In this age of disruption, organizations are increasingly being forced to make existential choices. How can big data support better and more rational decisions?
We all fall victim to some cognitive bias or another, which can prejudice our decision-making processes. All too often, decisions are based on subjective “gut feelings” rather than hard objective facts. Confirmation bias also has a dangerous influence on decision-making. People often seek out information to confirm a hypothesis as opposed to try and prove it wrong — the spirit of the scientific method that underpins modern science.

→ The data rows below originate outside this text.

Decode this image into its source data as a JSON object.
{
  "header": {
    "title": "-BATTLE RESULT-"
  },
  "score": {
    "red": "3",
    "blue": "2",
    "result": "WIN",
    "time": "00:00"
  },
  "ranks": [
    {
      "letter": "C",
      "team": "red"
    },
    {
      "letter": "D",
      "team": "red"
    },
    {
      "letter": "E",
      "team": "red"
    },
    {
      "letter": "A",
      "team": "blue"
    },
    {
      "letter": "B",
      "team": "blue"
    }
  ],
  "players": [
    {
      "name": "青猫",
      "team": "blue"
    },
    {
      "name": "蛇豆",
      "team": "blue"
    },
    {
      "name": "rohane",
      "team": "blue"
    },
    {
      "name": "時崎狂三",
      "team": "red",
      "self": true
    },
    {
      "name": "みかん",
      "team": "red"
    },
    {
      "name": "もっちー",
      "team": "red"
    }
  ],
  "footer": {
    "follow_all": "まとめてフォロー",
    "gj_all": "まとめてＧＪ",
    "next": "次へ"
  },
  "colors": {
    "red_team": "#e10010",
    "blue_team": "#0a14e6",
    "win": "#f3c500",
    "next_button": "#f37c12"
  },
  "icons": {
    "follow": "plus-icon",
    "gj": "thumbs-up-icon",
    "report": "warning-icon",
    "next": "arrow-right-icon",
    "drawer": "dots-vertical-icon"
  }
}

With a general psychological tendency for over-confidence, over-optimism and pattern recognition, executives can dismiss evidence that contradicts their opinion, while overemphasizing supporting evidence. Such cognitive biases can translate into underestimating competitor responses, R&D and acquisition overspend, and divesting a business far too late in the mistaken belief of being able to salvage the situation.
More data, more confusion?
The digital universe is overflowing with information. Around 2.5 quintillion bytes of data are created every day, while 90% of the world’s data has been created in the last two years alone. This trend shows no sign of slowing down as the total amount of data is predicted to double every two years.

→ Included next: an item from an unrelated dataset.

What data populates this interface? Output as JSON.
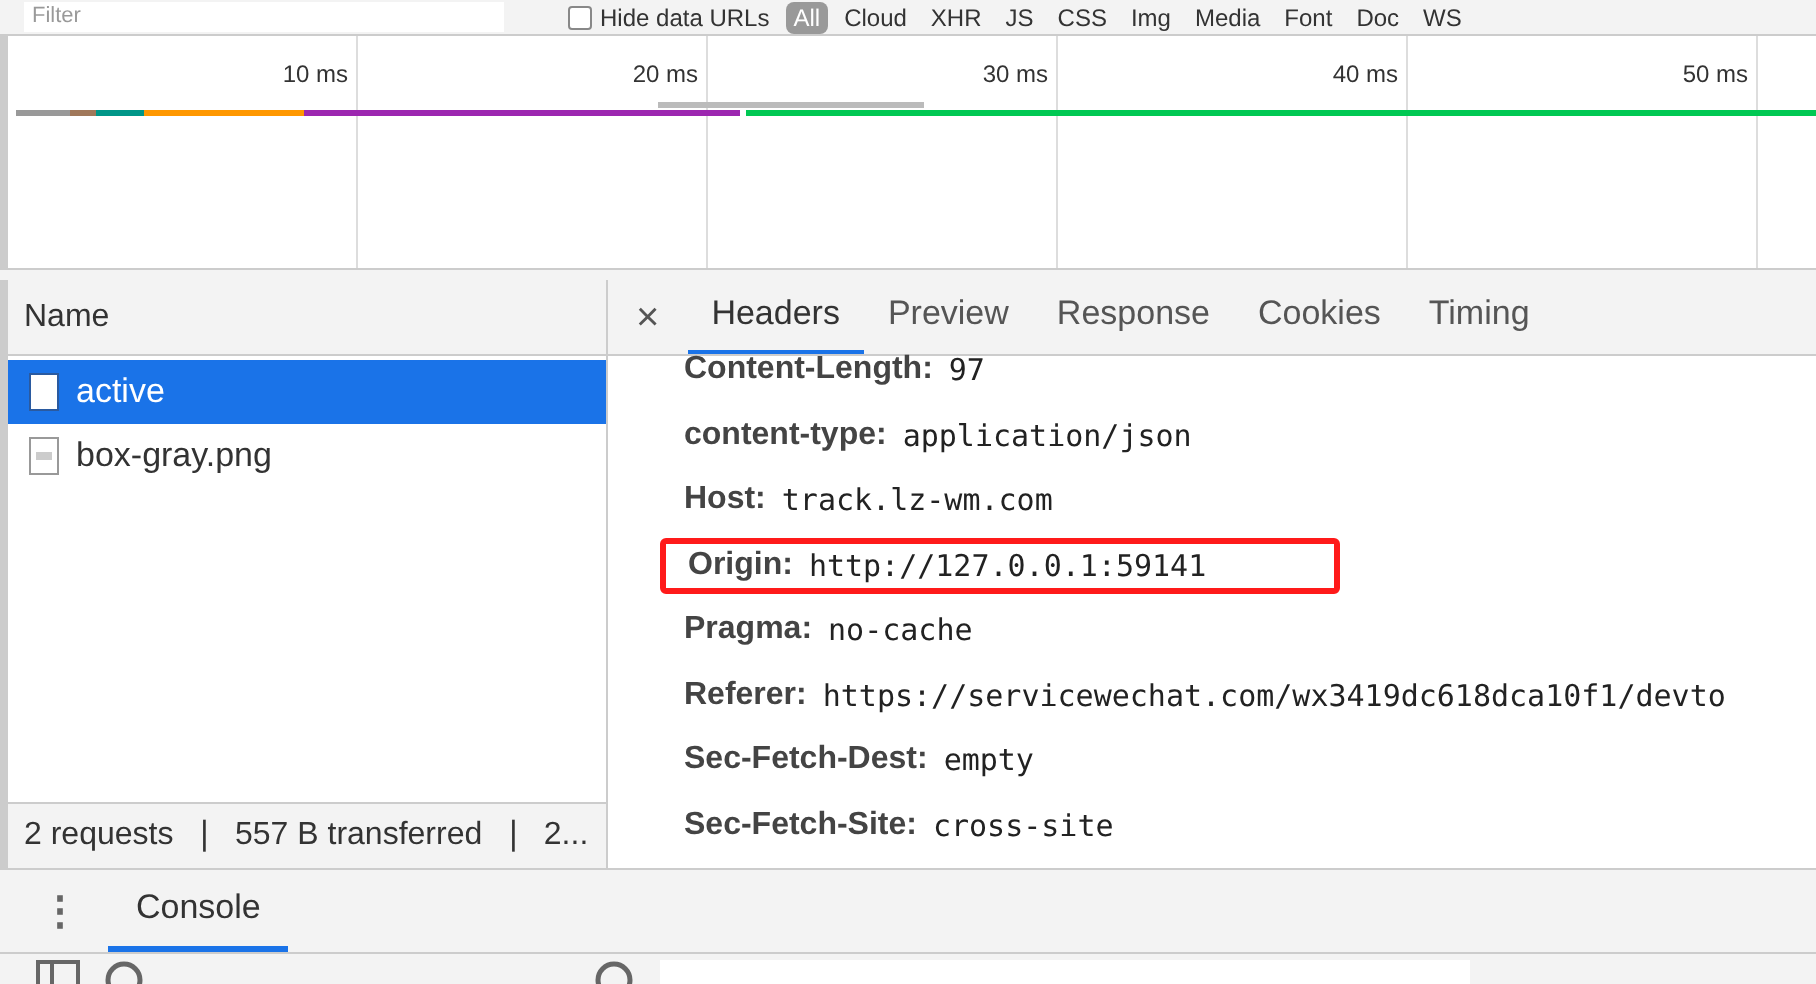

This is far too much information for even the most gifted individuals to possibly process and understand without some help. This information clouds, rather than informs, decision-making.
Herbert Simon, a Nobel Prize laureate, defined this human constraint as “bounded rationality” — a stark deviation from the classical economic view that humans are fully rational.
Alongside dealing with imperfect information and time restraints, Simon argued humans have a limited capability to process the vast amount of available information. Collectively, these cognitive constraints or “boundaries” limit our ability to make fully informed and rational decisions.
Investing in the unknown
Andrew Haldane, the Chief Economist and Executive Director of the Bank of England, highlighted the issue of bounded rationality and investments in CDO-squared derivatives. He argued that investors would need to read one billion pages to understand fully these financial products.
With such complexity, it is unsurprising that many investors lost heavily in the 2008 financial crash with these securities. They simply did not — and could not — understand what they were buying.
So how do we overcome these biases and bounded rationality to make better-informed and optimized decisions? The only way we can realistically, and objectively, make sense of this vast digital universe is through skilled big data analytics.
Good analytics enable executives to identify objectively their organization’s value drivers and examine how potential decisions and events can affect them. Armed with big data insights, executives can stress-test the validity of their decisions through “what if” scenario planning and optimize their tactical and strategic decision making.
As more data is generated through the internet of things and smart-connected technologies, executives will have even more comprehensive data to inform decisions — but only if the right insights can be drawn out.
The human element
Big data insights can overcome our biases, but its real value is paradoxically realized only through the human element of analytics. Human judgment is required to intelligently analyze, review and act upon insights to create value from big data. We just need to make sure that this human lens is not clouded by our cognitive biases.